What’s been the biggest challenge?
The most rewarding thing about working on Shakespeare is that his characters are so articulate. That’s also the biggest challenge for actors used to working on contemporary plays. They’re used to scripts with a lot of “ums” and “ers” and dashes and ellipses, because the majority of contemporary plays are about how inarticulate the characters are. What’s either comic or tragic about them is how little they know themselves and other people. In Shakespeare that may be true as well, but then you get this level of amazing awareness about the characters and their world. So you have to view the language, not as an impediment, but as the key that unlocks the door. But with Shakespeare, you have many more doors to unlock. There are all sorts of technical ways the actors deal with using the language, but it begins with the realization that the characters need those words to express who they are and what they’re going through. And every character is completely different. The language, finally, is all you have, it is the play. That seems like simple common sense, but it acquires a special dimension when you’re working on Shakespeare.

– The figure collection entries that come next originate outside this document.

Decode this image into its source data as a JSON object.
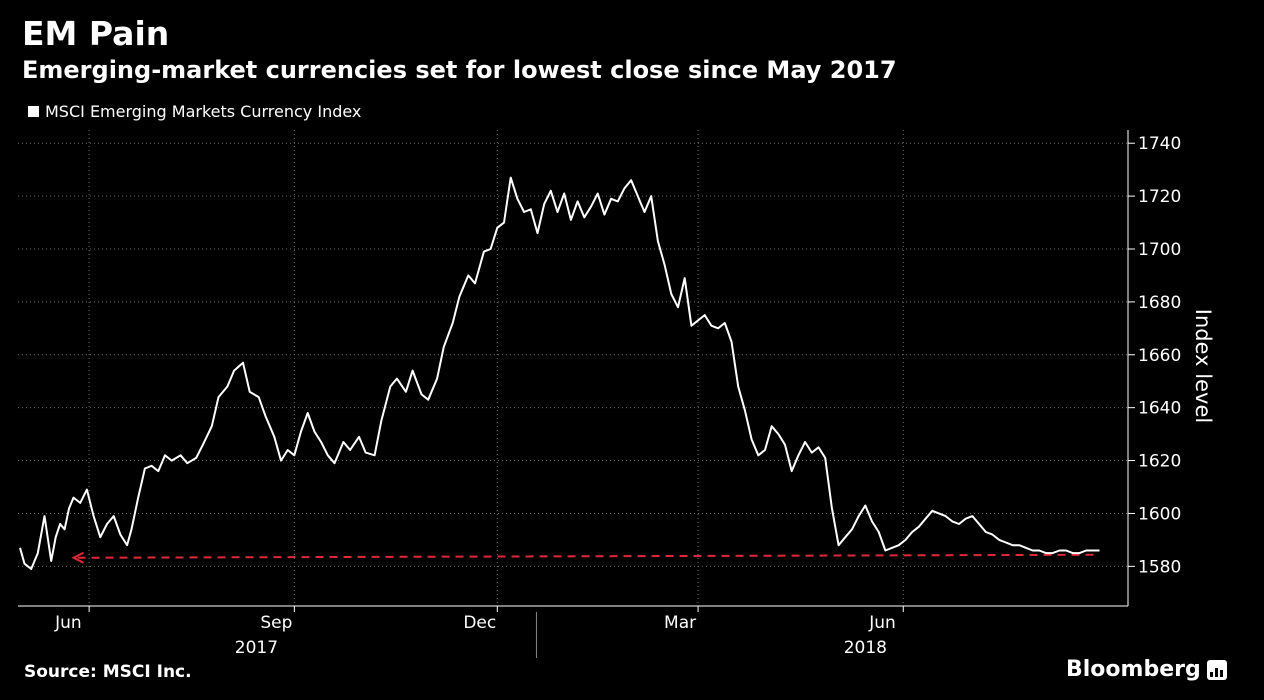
{
  "header": {
    "title": "EM Pain",
    "subtitle": "Emerging-market currencies set for lowest close since May 2017"
  },
  "footer": {
    "source": "Source: MSCI Inc.",
    "brand": "Bloomberg"
  },
  "colors": {
    "background": "#000000",
    "line": "#ffffff",
    "reference": "#e0283a",
    "grid": "#6e6e6e"
  },
  "chart_data": {
    "type": "line",
    "grid": true,
    "legend": {
      "position": "top-left",
      "entries": [
        "MSCI Emerging Markets Currency Index"
      ]
    },
    "ylabel": "Index level",
    "ylim": [
      1565,
      1745
    ],
    "yticks": [
      "1580",
      "1600",
      "1620",
      "1640",
      "1660",
      "1680",
      "1700",
      "1720",
      "1740"
    ],
    "x_domain": [
      "2017-05-01",
      "2018-08-30"
    ],
    "month_ticks": [
      {
        "date": "2017-06-01",
        "label": "Jun"
      },
      {
        "date": "2017-09-01",
        "label": "Sep"
      },
      {
        "date": "2017-12-01",
        "label": "Dec"
      },
      {
        "date": "2018-03-01",
        "label": "Mar"
      },
      {
        "date": "2018-06-01",
        "label": "Jun"
      }
    ],
    "year_labels": [
      {
        "date": "2017-08-15",
        "label": "2017"
      },
      {
        "date": "2018-05-15",
        "label": "2018"
      }
    ],
    "year_divider": "2018-01-01",
    "reference_line": {
      "value": 1584,
      "from": "2017-05-25",
      "to": "2018-08-28",
      "style": "dashed",
      "arrow": "left"
    },
    "series": [
      {
        "name": "MSCI Emerging Markets Currency Index",
        "x": [
          "2017-05-01",
          "2017-05-03",
          "2017-05-06",
          "2017-05-09",
          "2017-05-12",
          "2017-05-15",
          "2017-05-17",
          "2017-05-19",
          "2017-05-21",
          "2017-05-23",
          "2017-05-25",
          "2017-05-28",
          "2017-05-31",
          "2017-06-03",
          "2017-06-06",
          "2017-06-09",
          "2017-06-12",
          "2017-06-15",
          "2017-06-18",
          "2017-06-20",
          "2017-06-23",
          "2017-06-26",
          "2017-06-29",
          "2017-07-02",
          "2017-07-05",
          "2017-07-08",
          "2017-07-12",
          "2017-07-15",
          "2017-07-19",
          "2017-07-22",
          "2017-07-26",
          "2017-07-29",
          "2017-08-02",
          "2017-08-05",
          "2017-08-09",
          "2017-08-12",
          "2017-08-16",
          "2017-08-19",
          "2017-08-23",
          "2017-08-26",
          "2017-08-29",
          "2017-09-01",
          "2017-09-04",
          "2017-09-07",
          "2017-09-10",
          "2017-09-13",
          "2017-09-16",
          "2017-09-19",
          "2017-09-23",
          "2017-09-26",
          "2017-09-30",
          "2017-10-03",
          "2017-10-07",
          "2017-10-10",
          "2017-10-14",
          "2017-10-17",
          "2017-10-21",
          "2017-10-24",
          "2017-10-28",
          "2017-10-31",
          "2017-11-04",
          "2017-11-07",
          "2017-11-11",
          "2017-11-14",
          "2017-11-18",
          "2017-11-21",
          "2017-11-25",
          "2017-11-28",
          "2017-12-01",
          "2017-12-04",
          "2017-12-07",
          "2017-12-10",
          "2017-12-13",
          "2017-12-16",
          "2017-12-19",
          "2017-12-22",
          "2017-12-25",
          "2017-12-28",
          "2017-12-31",
          "2018-01-03",
          "2018-01-06",
          "2018-01-09",
          "2018-01-12",
          "2018-01-15",
          "2018-01-18",
          "2018-01-21",
          "2018-01-24",
          "2018-01-27",
          "2018-01-30",
          "2018-02-02",
          "2018-02-05",
          "2018-02-08",
          "2018-02-11",
          "2018-02-14",
          "2018-02-17",
          "2018-02-20",
          "2018-02-23",
          "2018-02-26",
          "2018-03-01",
          "2018-03-04",
          "2018-03-07",
          "2018-03-10",
          "2018-03-13",
          "2018-03-16",
          "2018-03-19",
          "2018-03-22",
          "2018-03-25",
          "2018-03-28",
          "2018-03-31",
          "2018-04-03",
          "2018-04-06",
          "2018-04-09",
          "2018-04-12",
          "2018-04-15",
          "2018-04-18",
          "2018-04-21",
          "2018-04-24",
          "2018-04-27",
          "2018-04-30",
          "2018-05-03",
          "2018-05-06",
          "2018-05-09",
          "2018-05-12",
          "2018-05-15",
          "2018-05-18",
          "2018-05-21",
          "2018-05-24",
          "2018-05-27",
          "2018-05-30",
          "2018-06-02",
          "2018-06-05",
          "2018-06-08",
          "2018-06-11",
          "2018-06-14",
          "2018-06-17",
          "2018-06-20",
          "2018-06-23",
          "2018-06-26",
          "2018-06-29",
          "2018-07-02",
          "2018-07-05",
          "2018-07-08",
          "2018-07-11",
          "2018-07-14",
          "2018-07-17",
          "2018-07-20",
          "2018-07-23",
          "2018-07-26",
          "2018-07-29",
          "2018-08-01",
          "2018-08-04",
          "2018-08-07",
          "2018-08-10",
          "2018-08-13",
          "2018-08-16",
          "2018-08-19",
          "2018-08-22",
          "2018-08-25",
          "2018-08-28"
        ],
        "values": [
          1587,
          1581,
          1579,
          1585,
          1599,
          1582,
          1591,
          1596,
          1594,
          1602,
          1606,
          1604,
          1609,
          1599,
          1591,
          1596,
          1599,
          1592,
          1588,
          1594,
          1606,
          1617,
          1618,
          1616,
          1622,
          1620,
          1622,
          1619,
          1621,
          1626,
          1633,
          1644,
          1648,
          1654,
          1657,
          1646,
          1644,
          1637,
          1629,
          1620,
          1624,
          1622,
          1631,
          1638,
          1631,
          1627,
          1622,
          1619,
          1627,
          1624,
          1629,
          1623,
          1622,
          1635,
          1648,
          1651,
          1646,
          1654,
          1645,
          1643,
          1651,
          1663,
          1672,
          1682,
          1690,
          1687,
          1699,
          1700,
          1708,
          1710,
          1727,
          1719,
          1714,
          1715,
          1706,
          1717,
          1722,
          1714,
          1721,
          1711,
          1718,
          1712,
          1716,
          1721,
          1713,
          1719,
          1718,
          1723,
          1726,
          1720,
          1714,
          1720,
          1703,
          1694,
          1683,
          1678,
          1689,
          1671,
          1673,
          1675,
          1671,
          1670,
          1672,
          1665,
          1648,
          1639,
          1628,
          1622,
          1624,
          1633,
          1630,
          1626,
          1616,
          1622,
          1627,
          1623,
          1625,
          1621,
          1602,
          1588,
          1591,
          1594,
          1599,
          1603,
          1597,
          1593,
          1586,
          1587,
          1588,
          1590,
          1593,
          1595,
          1598,
          1601,
          1600,
          1599,
          1597,
          1596,
          1598,
          1599,
          1596,
          1593,
          1592,
          1590,
          1589,
          1588,
          1588,
          1587,
          1586,
          1586,
          1585,
          1585,
          1586,
          1586,
          1585,
          1585,
          1586,
          1586,
          1586
        ]
      }
    ]
  }
}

Strollers describes this production as “a fresh look at the classics.” How are you doing this?
It’s impossible and self-defeating to set out to do something original. That’s true with any play, and maybe more so with a play produced as often as A Midsummer Night’s Dream. You simply have to trust that you and the twenty or so other people who are working on it have never before come together to do this play, in this theater, with this set of circumstances, and that the result will be something totally new. But in this case, I would be surprised if any of the audience had seen a Dream done in modern dress, or with the mechanicals doubling as the fairies, or with a woman playing Oberon, all of which we are doing. I think all of those things have been done before, but maybe never in the same production. Also, we have taken an unusually bare-bones approach to the setting: The stage is practically bare, and we have one piece of furniture, a chaise, which appears in every scene and which becomes whatever it needs to be: seating, a bed, Titania’s bower, and at one point a hill that two of the lovers climb in the forest. I think setting limitations for yourself and relying on your own and the audiences’ imaginations is one of the most fascinating things theater can do. And of all Shakespeare’s plays, A Midsummer Night’s Dream is the ultimate expression of that idea.